Por Carlos Saturnino

No Rio Grande do Norte, dos 557 candidatos que concorrem nas eleições deste ano, quando se disputam os cargos de deputado federal, estadual, senador e presidente, 53 se consideram pretos e outros 230 se autodeclaram pardos. Ao todo, como o IBGE (Instituto Brasileiro de Geografia e Estatística) entende como negro aquele que se autodeclara preto ou pardo, ao somarmos as duas formas de identificação, pela primeira vez, temos mais de 50% das candidaturas no RN pleiteadas por pessoas negras, segundo os dados disponibilizados pelo Tribunal Superior Eleitoral (TSE). 

Esse volume de candidaturas de pessoas negras é inédito no RN, desde que a questão racial começou a ser considerada pelo TSE, em 2014. Porém, no intervalo entre as eleições de 2018 e as de 2022, quando os mesmos cargos estão em disputa, alguns candidatos mudaram de cor na autodeclaração racial, levantando a suspeita de que algumas candidaturas poderiam estar tentando tirar vantagem das políticas afirmativas direcionadas a negros e negras, que passaram a ser obrigatórias para os partidos a partir deste ano.  

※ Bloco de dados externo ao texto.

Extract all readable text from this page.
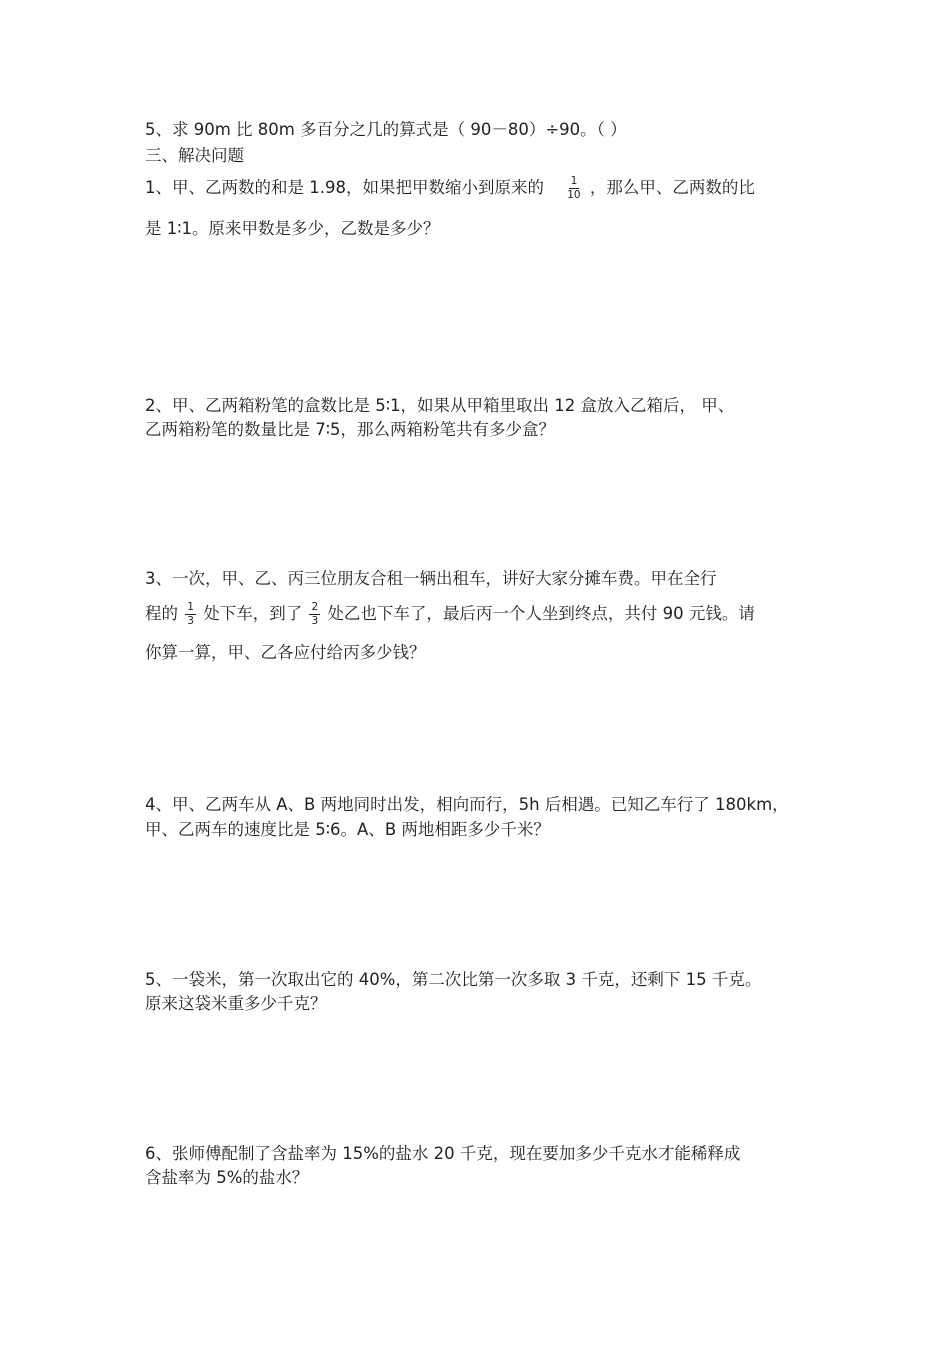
5、求 90m 比 80m 多百分之几的算式是（ 90－80）÷90。（ ）
三、解决问题
1、甲、乙两数的和是 1.98，如果把甲数缩小到原来的 $\frac{1}{10}$ ，那么甲、乙两数的比
是 1∶1。原来甲数是多少，乙数是多少？
2、甲、乙两箱粉笔的盒数比是 5∶1，如果从甲箱里取出 12 盒放入乙箱后， 甲、
乙两箱粉笔的数量比是 7∶5，那么两箱粉笔共有多少盒？
3、一次，甲、乙、丙三位朋友合租一辆出租车，讲好大家分摊车费。甲在全行
程的 $\frac{1}{3}$ 处下车，到了 $\frac{2}{3}$ 处乙也下车了，最后丙一个人坐到终点，共付 90 元钱。请
你算一算，甲、乙各应付给丙多少钱？
4、甲、乙两车从 A、B 两地同时出发，相向而行，5h 后相遇。已知乙车行了 180km，
甲、乙两车的速度比是 5∶6。A、B 两地相距多少千米？
5、一袋米，第一次取出它的 40%，第二次比第一次多取 3 千克，还剩下 15 千克。
原来这袋米重多少千克？
6、张师傅配制了含盐率为 15%的盐水 20 千克，现在要加多少千克水才能稀释成
含盐率为 5%的盐水？
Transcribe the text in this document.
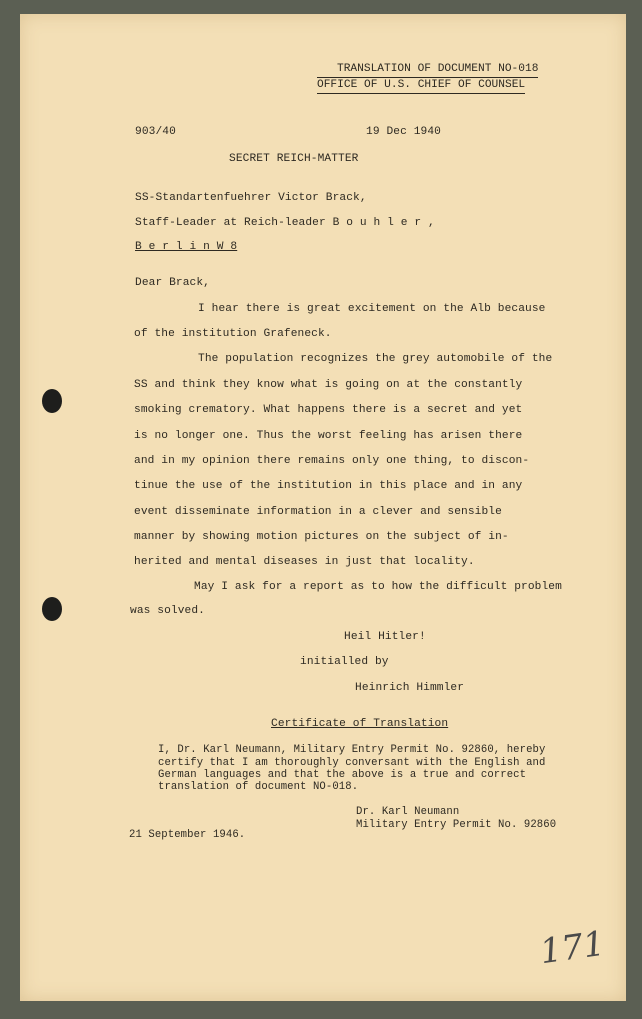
TRANSLATION OF DOCUMENT NO-018
OFFICE OF U.S. CHIEF OF COUNSEL
903/40	19 Dec 1940
SECRET REICH-MATTER
SS-Standartenfuehrer Victor Brack,
Staff-Leader at Reich-leader B o u h l e r ,
B e r l i n W 8
Dear Brack,
I hear there is great excitement on the Alb because
of the institution Grafeneck.
The population recognizes the grey automobile of the
SS and think they know what is going on at the constantly
smoking crematory. What happens there is a secret and yet
is no longer one. Thus the worst feeling has arisen there
and in my opinion there remains only one thing, to discon-
tinue the use of the institution in this place and in any
event disseminate information in a clever and sensible
manner by showing motion pictures on the subject of in-
herited and mental diseases in just that locality.
May I ask for a report as to how the difficult problem
was solved.
Heil Hitler!
initialled by
Heinrich Himmler
Certificate of Translation
I, Dr. Karl Neumann, Military Entry Permit No. 92860, hereby
certify that I am thoroughly conversant with the English and
German languages and that the above is a true and correct
translation of document NO-018.
Dr. Karl Neumann
Military Entry Permit No. 92860
21 September 1946.
171
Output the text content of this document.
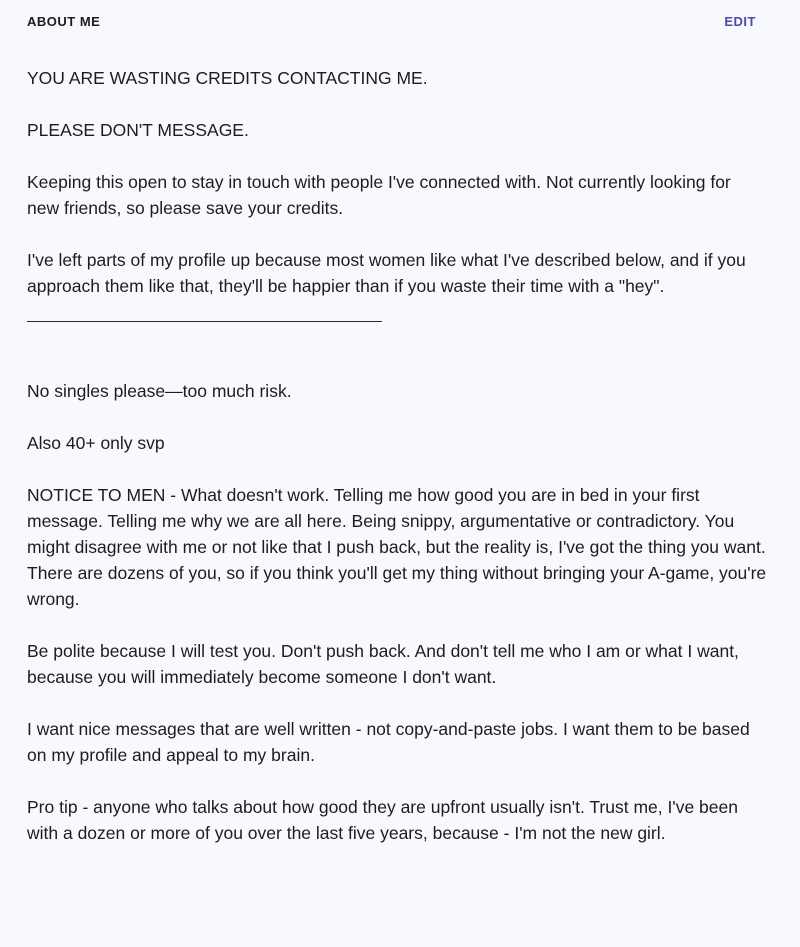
ABOUT ME	EDIT

YOU ARE WASTING CREDITS CONTACTING ME.

PLEASE DON'T MESSAGE.

Keeping this open to stay in touch with people I've connected with. Not currently looking for new friends, so please save your credits.

I've left parts of my profile up because most women like what I've described below, and if you approach them like that, they'll be happier than if you waste their time with a "hey".

No singles please—too much risk.

Also 40+ only svp

NOTICE TO MEN - What doesn't work. Telling me how good you are in bed in your first message. Telling me why we are all here. Being snippy, argumentative or contradictory. You might disagree with me or not like that I push back, but the reality is, I've got the thing you want. There are dozens of you, so if you think you'll get my thing without bringing your A-game, you're wrong.

Be polite because I will test you. Don't push back. And don't tell me who I am or what I want, because you will immediately become someone I don't want.

I want nice messages that are well written - not copy-and-paste jobs. I want them to be based on my profile and appeal to my brain.

Pro tip - anyone who talks about how good they are upfront usually isn't. Trust me, I've been with a dozen or more of you over the last five years, because - I'm not the new girl.
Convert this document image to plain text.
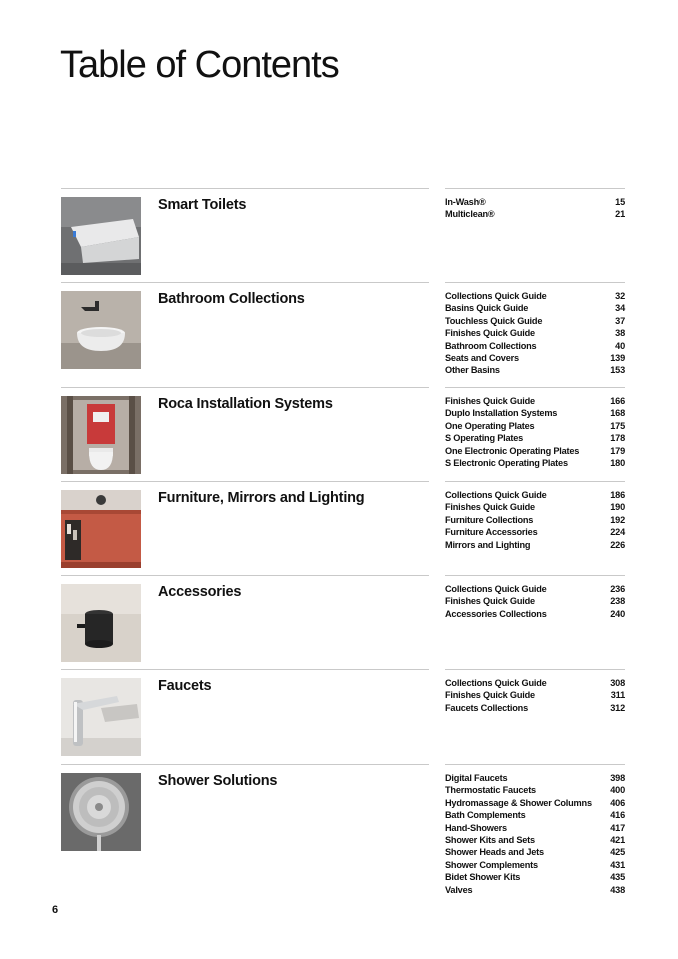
Table of Contents
Smart Toilets	In-Wash®	15
Multiclean®	21
Bathroom Collections	Collections Quick Guide	32
Basins Quick Guide	34
Touchless Quick Guide	37
Finishes Quick Guide	38
Bathroom Collections	40
Seats and Covers	139
Other Basins	153
Roca Installation Systems	Finishes Quick Guide	166
Duplo Installation Systems	168
One Operating Plates	175
S Operating Plates	178
One Electronic Operating Plates	179
S Electronic Operating Plates	180
Furniture, Mirrors and Lighting	Collections Quick Guide	186
Finishes Quick Guide	190
Furniture Collections	192
Furniture Accessories	224
Mirrors and Lighting	226
Accessories	Collections Quick Guide	236
Finishes Quick Guide	238
Accessories Collections	240
Faucets	Collections Quick Guide	308
Finishes Quick Guide	311
Faucets Collections	312
Shower Solutions	Digital Faucets	398
Thermostatic Faucets	400
Hydromassage & Shower Columns 406
Bath Complements	416
Hand-Showers	417
Shower Kits and Sets	421
Shower Heads and Jets	425
Shower Complements	431
Bidet Shower Kits	435
Valves	438
6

Para quem não lembra, em 2020, o TSE decidiu que a partir do pleito de 2022, a divisão dos fundos partidário (recurso dividido entre os partidos) e eleitoral (para financiamento das campanhas), além do tempo de propaganda na TV e no rádio, deveriam ser proporcionais ao número de candidaturas negras. Assim, 30% do Fundo Especial de Financiamento de Campanha (FEFC) e 30% do tempo de propaganda eleitoral gratuita, devem ser destinadas a esse grupo em específico.

Foto: Marcello Casal Jr/ Agência Brasil (EBC)

Em Natal, Pedro Gorki, que é Secretário de Juventude da UNEGRO (União de Negros e Negras Pela Igualdade),  entidade nacional suprapartidária com mais de 30 anos de luta política em defesa dos direitos da população negra e transformação nas políticas sociais, aponta as contradições na mudança de raça na autodeclaração.

Essa questão da autodeclaração produz algumas contradições, não pelo processo de autodeclaração, que eu acho que é digno e importante, mas justamente pelas estratégias e táticas, vis, cruéis e sujas da elite brasileira. A exemplo do ACM Neto [governador da Bahia, pelo União Brasil], que de uma hora pra outra virou pardo”, critica.  

Mais do que eleger pessoas negras, Pedro Gorki aponta que é preciso votar em pessoas negras que, de fato, reivindiquem a luta do movimento e busquem políticas afirmativas para essa parcela da população, que façam ecoar os anseios do povo negro, da juventude, das mulheres e dos trabalhadores negros.

“Não existe felicidade ao nosso povo quando não tem um prato de comida para pôr na mesa”, Pedro Gorki

 “Precisamos apoiar, construir a candidatura. Votar em gente que não somente tem a nossa cor, mas que tem também a nossa luta”, encoraja.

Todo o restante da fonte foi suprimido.